DDL操作（数据定义语言）包括：Create、Alter、Show、Drop等。

（1）create database- 创建新数据库

（2）alter database - 修改数据库

（3）drop database - 删除数据库

（4）create table - 创建新表

（5）alter table - 变更（改变）数据库表

（6）drop table - 删除表

（7）create index - 创建索引（搜索键）

（8）drop index - 删除索引

（9）show table - 查看表

DML操作（数据操作语言）包括：Load 、Insert、Update、Delete、Merge。

（1）load data - 加载数据

①insert into - 插入数据

②insert overwrite - 覆盖数据（insert ... values从Hive 0.14开始可用。）

（2）update table - 更新表（update在Hive 0.14开始可用，并且只能在支持ACID的表上执行）

（3）delete from table where id = 1; - 删除表中ID等于1的数据（delete在Hive 0.14开始可用，并且只能在支持ACID的表上执行）

（4）merge - 合并（MERGE在Hive 2.2开始可用，并且只能在支持ACID的表上执行）

注意：频繁的update和delete操作已经违背了Hive的初衷。不到万不得已的情况，还是使用增量添加的方式最好。

【实验环境】

AnolisOS8.8

Java 1.8.0

Hadoop-3.0.0

Eclipse-JEE 2022.03

HBase 1.4.10

mysql-8.0.26

Pycharm

apache-hive-2.3.5

【实验内容】

1.数据库的创建与删除。

2.表的创建、修改、删除。

3.表中数据的导入导出。

【实验步骤】

一、实验环境准备

切换到vmuser用户下，密码（vm123456）

su vmuser

1.首先在Linux本地新建/data/hive2目录。

mkdir -p /data/hive2

2.切换到/data/hive2目录下，使用wget命令，下载cat_group和goods文件。

cd /data/hive2

wget http://hive2/cat_group

wget http://hive2/goods

3.切换到/apps/hadoop/sbin目录下，启动Hadoop

cd /apps/hadoop/sbin

./start-all.sh

输入jps检查Hadoop相关进程

jps

4.开启Hive，首先，需要保证MySQL启动。执行以下命令，查看MySQL的运行状态。（sudo命令密码：vmuser）

sudo systemctl status mysqld

按“q”退出

输出显示MySQL已经启动。

然后切换到/apps/hive/bin目录下，开启Hive。

cd /apps/hive/bin

./hive

二、Hive数据仓库的操作

1.在Hive中创建一个数据仓库，名为DB。

create database DB;

2.以上简单创建了一个DB库，但是这条sql可以更进一步的优化，我们可以加上if not exists。
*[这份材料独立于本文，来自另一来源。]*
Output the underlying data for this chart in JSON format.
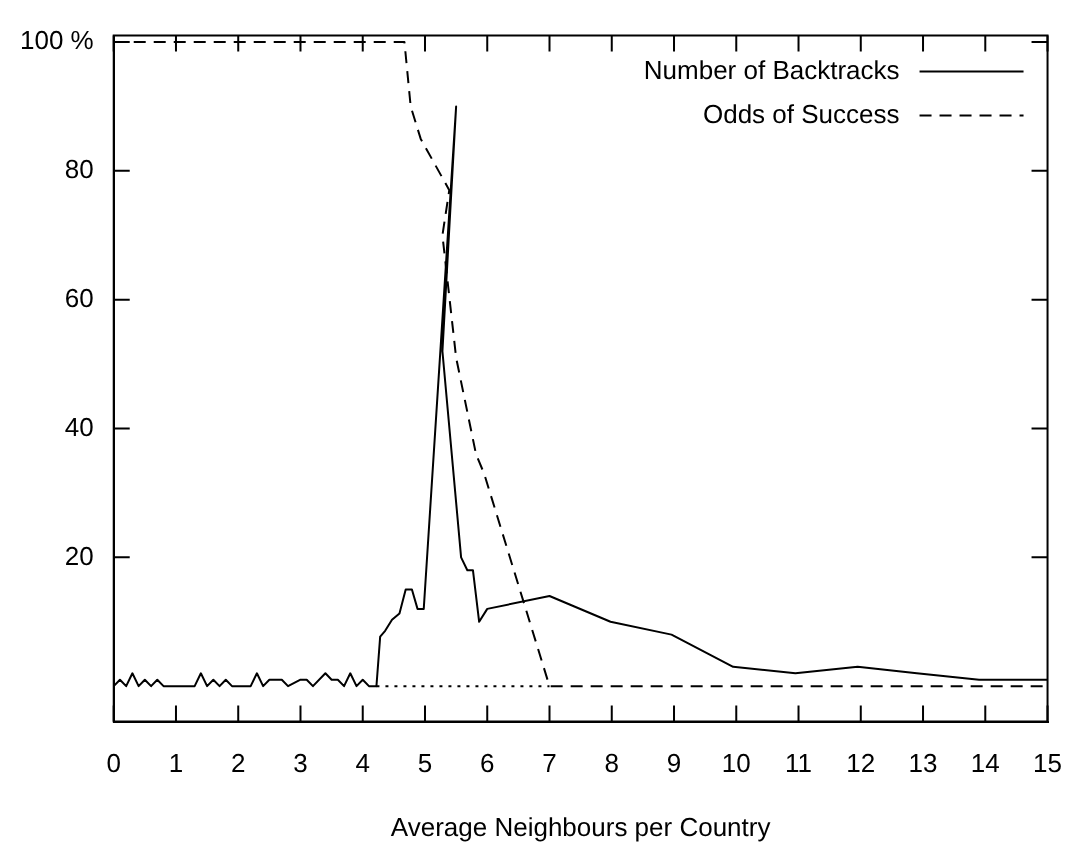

create database if not exists DB;

解析：在创建库时，应避免新建的库名与已有库名重复。如果库名重复将会报出以下错误（如下，在已有DB库的前提下，再次创建了DB库）。

错误提示数据仓库DB已经存在，那么加入的if not exists就起了作用，如下（在已有DB库的前提下，再次创建DB库，提示成功不会报错）

加入if not exists的意思是如果没有DB库就创建，如果已有就不再创建。

3.查看数据仓库DB的信息及路径。

describe database DB;

4.删除名为DB的数据仓库。

drop database if exists DB;

三、Hive数据表的操作

Hive的数据表分为两种：内部表和外部表。

Hive创建内部表时，会将数据移动到数据仓库指向的路径；若创建外部表，仅记录数据所在的路径，不对数据的位置做任何改变。在删除表的时候，内部表的元数据和数据会被一起删除，而外部表只删除元数据，不删除数据。这样外部表相对来说更加安全些，数据组织也更加灵活，方便共享源数据，生产中常使用外部表。

下面详细介绍对表操作的命令及使用方法：

即将创建的表，表名不能和已有表名重复，否则会报错，现在我们show tables一下，查看已存在的表。

show tables;

现在库中没有表。

1创建一个名为cat的内部表，有两个字段为cat_id和cat_name，字符类型为string。

create table cat(cat_id string,cat_name string);

查看是否创建成功。

show tables;

下面我们再次创建一个与刚才表名相同的表，看一下报错。

create table cat(cat_id string,cat_name string);

查看是否创建成功。

show tables;

外部表较内部表而言，只是在create后加了一个external。

3.修改cat表的表结构。对cat表添加两个字段group_id和cat_code。

alter table cat add columns(group_id string,cat_code string);

使用desc命令查看一下加完字段后的cat表结构。

desc cat;

4.修改cat2表的表名。把cat2表重命名为cat3，并查看操作结果。

alter table cat rename to cat3;

show tables;

这个命令可以让用户为表更名，数据所在的位置和分区名并不改变。

5.删除名为cat3的表并查看。

drop table cat3;

show tables;

6.创建与已知表相同结构的表，创建一个与cat表结构相同的表，名为cat4，这里要用到like关键字。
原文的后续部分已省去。